Step 6: Regression model using only significant variables
model <- lm(`Average IQ` ~ `HDI (2021)` + `Population - 2023`, data = iq_data)
summary(model)
##
## Call:
## lm(formula = `Average IQ` ~ `HDI (2021)` + `Population - 2023`,
## data = iq_data)
##
## Residuals:
## Min 1Q Median 3Q Max
## -30.733 -3.247 1.053 4.855 26.736
##
## Coefficients:
## Estimate Std. Error t value Pr(>|t|)
## (Intercept) 3.361e+01 3.170e+00 10.61 <2e-16 ***
## `HDI (2021)` 6.621e+01 4.269e+00 15.51 <2e-16 ***
## `Population - 2023` 8.120e-09 4.186e-09 1.94 0.054 .
## ---
## Signif. codes: 0 '***' 0.001 '**' 0.01 '*' 0.05 '.' 0.1 ' ' 1
##
## Residual standard error: 8.698 on 176 degrees of freedom
## (14 observations deleted due to missingness)
## Multiple R-squared: 0.5797, Adjusted R-squared: 0.5749
## F-statistic: 121.4 on 2 and 176 DF, p-value: < 2.2e-16
Interpretation: The estimated regression model is y = 33.61 + 66.21x1 + 8.12e-9x2, where y = Average IQ, x1 = HDI and x2 = Population
Step 7: Analyzing Adjusted R-Squared
Interpretation: The adjusted R-squared value is 0.57, indicating that 57% of variability in Average IQ is explained by the predictors after their number is taken into consideration.
Step 8: Model significance
Interpretation: Because the p-value < 2.2e-16, the model is statistically significant.
Step 9: Coefficient Interpretation
B0) HDI (2021): 33.61 - For every unit that is moved in HDI, Average IQ is expected to increase by 33.31
B1) Population: 8.12e-09 - This coefficient implies that the population of a country is associated with an increase in average IQ by a small amount of 8.12e-09.
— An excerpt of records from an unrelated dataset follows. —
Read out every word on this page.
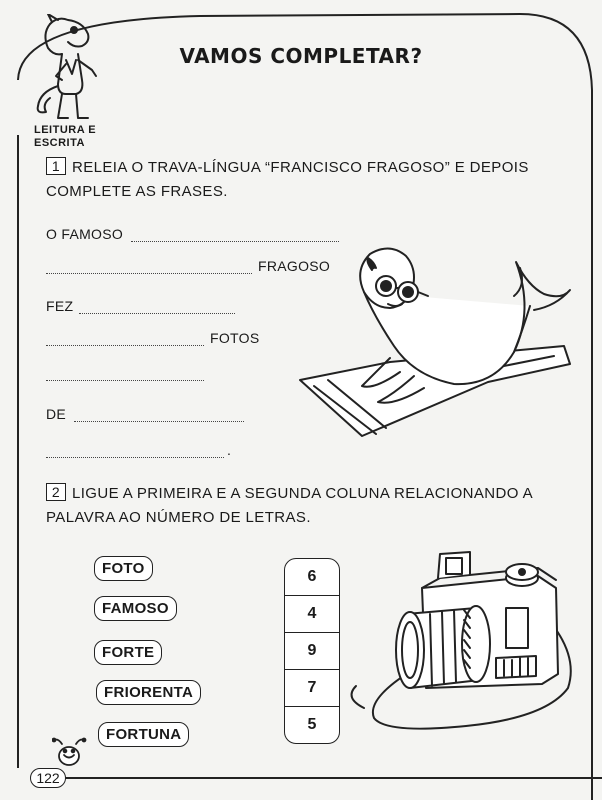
LEITURA E
ESCRITA
VAMOS COMPLETAR?
1 RELEIA O TRAVA-LÍNGUA “FRANCISCO FRAGOSO” E DEPOIS COMPLETE AS FRASES.
O FAMOSO
FRAGOSO
FEZ
FOTOS
DE
.
2 LIGUE A PRIMEIRA E A SEGUNDA COLUNA RELACIONANDO A PALAVRA AO NÚMERO DE LETRAS.
FOTO
FAMOSO
FORTE
FRIORENTA
FORTUNA
6
4
9
7
5
122
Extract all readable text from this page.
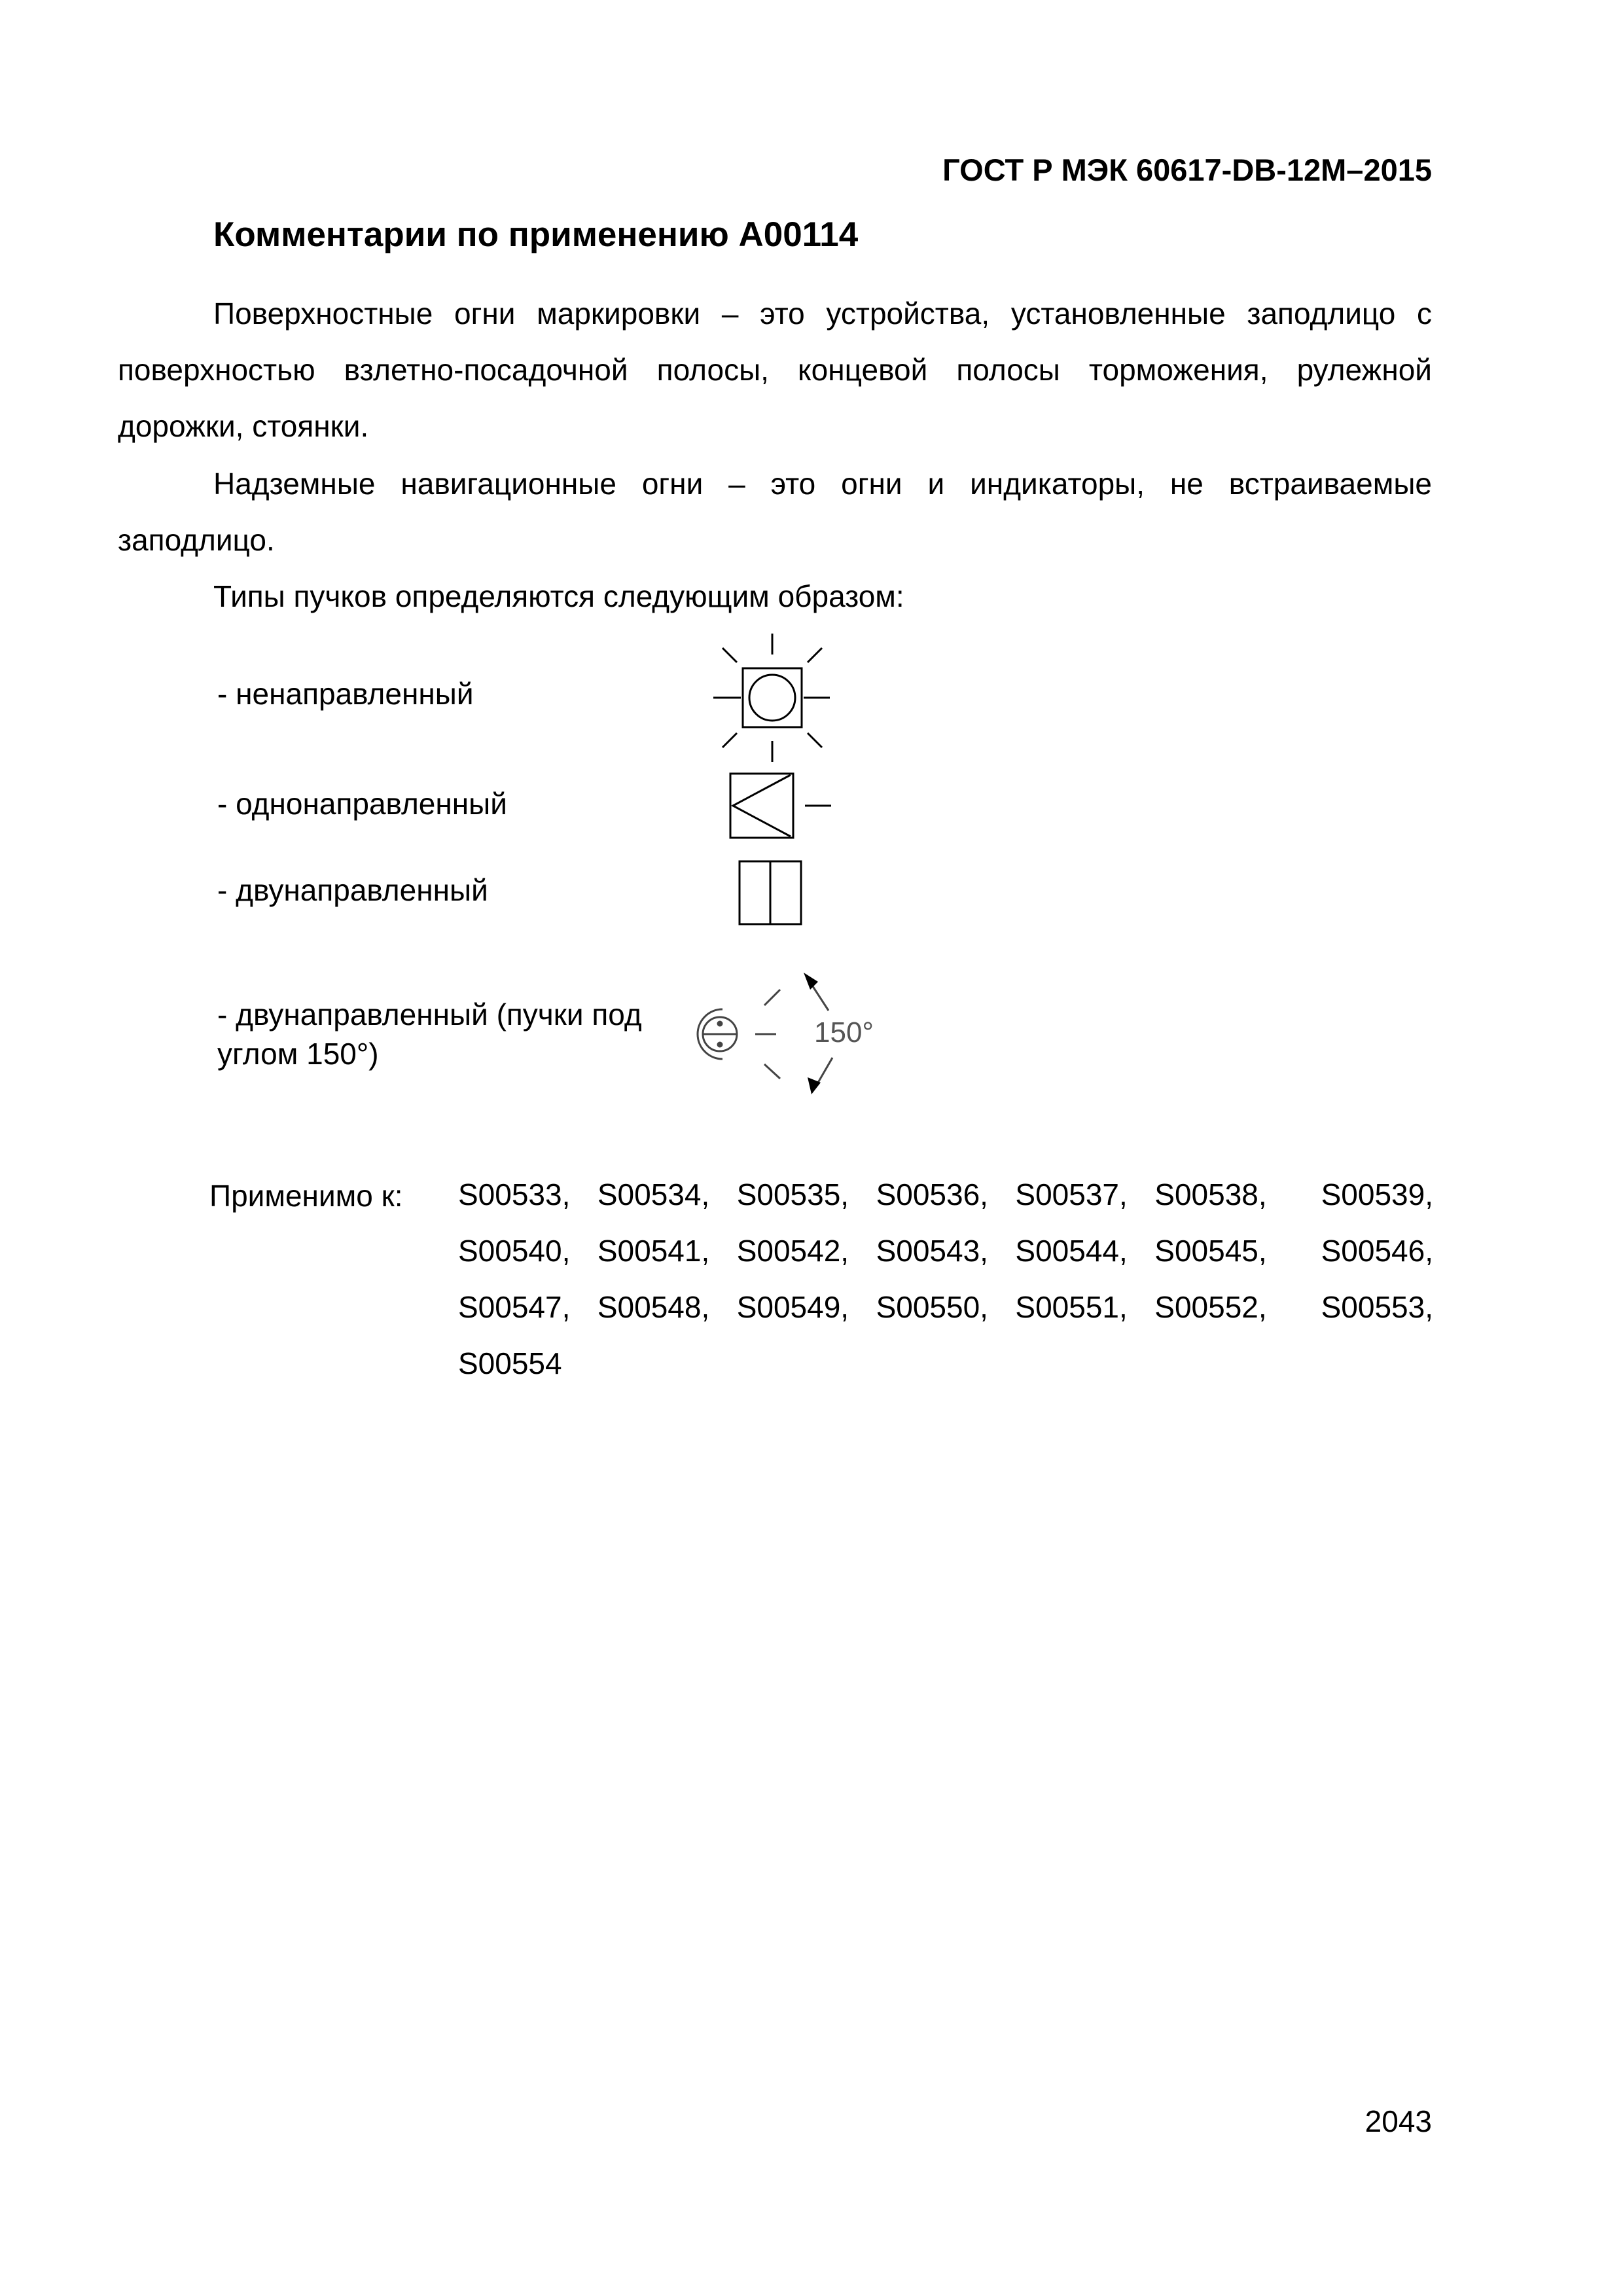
ГОСТ Р МЭК 60617-DB-12M–2015
Комментарии по применению A00114
Поверхностные огни маркировки – это устройства, установленные заподлицо с поверхностью взлетно-посадочной полосы, концевой полосы торможения, рулежной дорожки, стоянки.
Надземные навигационные огни – это огни и индикаторы, не встраиваемые заподлицо.
Типы пучков определяются следующим образом:
- ненаправленный
- однонаправленный
- двунаправленный
- двунаправленный (пучки под углом 150°)
150°
Применимо к: S00533, S00534, S00535, S00536, S00537, S00538,	S00539,
S00540, S00541, S00542, S00543, S00544, S00545,	S00546,
S00547, S00548, S00549, S00550, S00551, S00552,	S00553,
S00554
2043
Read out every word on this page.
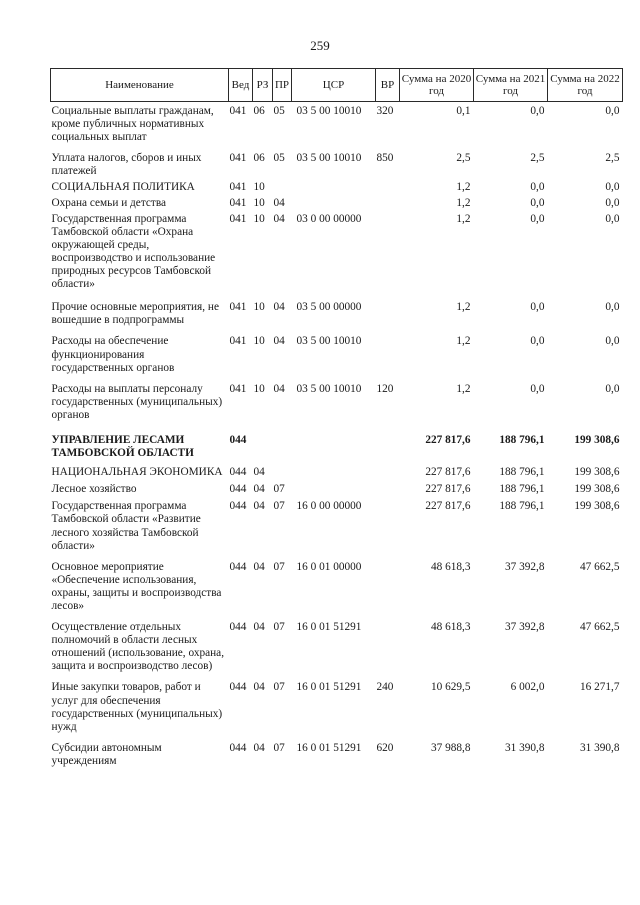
259
Наименование	Вед	РЗ	ПР	ЦСР	ВР	Сумма на 2020 год	Сумма на 2021 год	Сумма на 2022 год
Социальные выплаты гражданам, кроме публичных нормативных социальных выплат	041	06	05	03 5 00 10010	320	0,1	0,0	0,0
Уплата налогов, сборов и иных платежей	041	06	05	03 5 00 10010	850	2,5	2,5	2,5
СОЦИАЛЬНАЯ ПОЛИТИКА	041	10				1,2	0,0	0,0
Охрана семьи и детства	041	10	04			1,2	0,0	0,0
Государственная программа Тамбовской области «Охрана окружающей среды, воспроизводство и использование природных ресурсов Тамбовской области»	041	10	04	03 0 00 00000		1,2	0,0	0,0
Прочие основные мероприятия, не вошедшие в подпрограммы	041	10	04	03 5 00 00000		1,2	0,0	0,0
Расходы на обеспечение функционирования государственных органов	041	10	04	03 5 00 10010		1,2	0,0	0,0
Расходы на выплаты персоналу государственных (муниципальных) органов	041	10	04	03 5 00 10010	120	1,2	0,0	0,0
УПРАВЛЕНИЕ ЛЕСАМИ ТАМБОВСКОЙ ОБЛАСТИ	044					227 817,6	188 796,1	199 308,6
НАЦИОНАЛЬНАЯ ЭКОНОМИКА	044	04				227 817,6	188 796,1	199 308,6
Лесное хозяйство	044	04	07			227 817,6	188 796,1	199 308,6
Государственная программа Тамбовской области «Развитие лесного хозяйства Тамбовской области»	044	04	07	16 0 00 00000		227 817,6	188 796,1	199 308,6
Основное мероприятие «Обеспечение использования, охраны, защиты и воспроизводства лесов»	044	04	07	16 0 01 00000		48 618,3	37 392,8	47 662,5
Осуществление отдельных полномочий в области лесных отношений (использование, охрана, защита и воспроизводство лесов)	044	04	07	16 0 01 51291		48 618,3	37 392,8	47 662,5
Иные закупки товаров, работ и услуг для обеспечения государственных (муниципальных) нужд	044	04	07	16 0 01 51291	240	10 629,5	6 002,0	16 271,7
Субсидии автономным учреждениям	044	04	07	16 0 01 51291	620	37 988,8	31 390,8	31 390,8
Step 10: Conclusion and Recommendations
1. The significant variables that impact a country's average IQ score are Human Development Index and Population
2. We determined that it is possible to predict a country's average IQ based on HDI and Population
3. HDI is the most significant factor related to average IQ with a p-value near 0.01
4. Considering that HDI is based on health, knowledge measured in mean years of schooling and expected years of schooling, and standard of living, we have more data that suggests that intelligence is
closely tied to people's health and standard of living.
5. Countries can reap the benefits of a more intelligent population by focusing their efforts in developing the capabilities and standard of living of its citizens.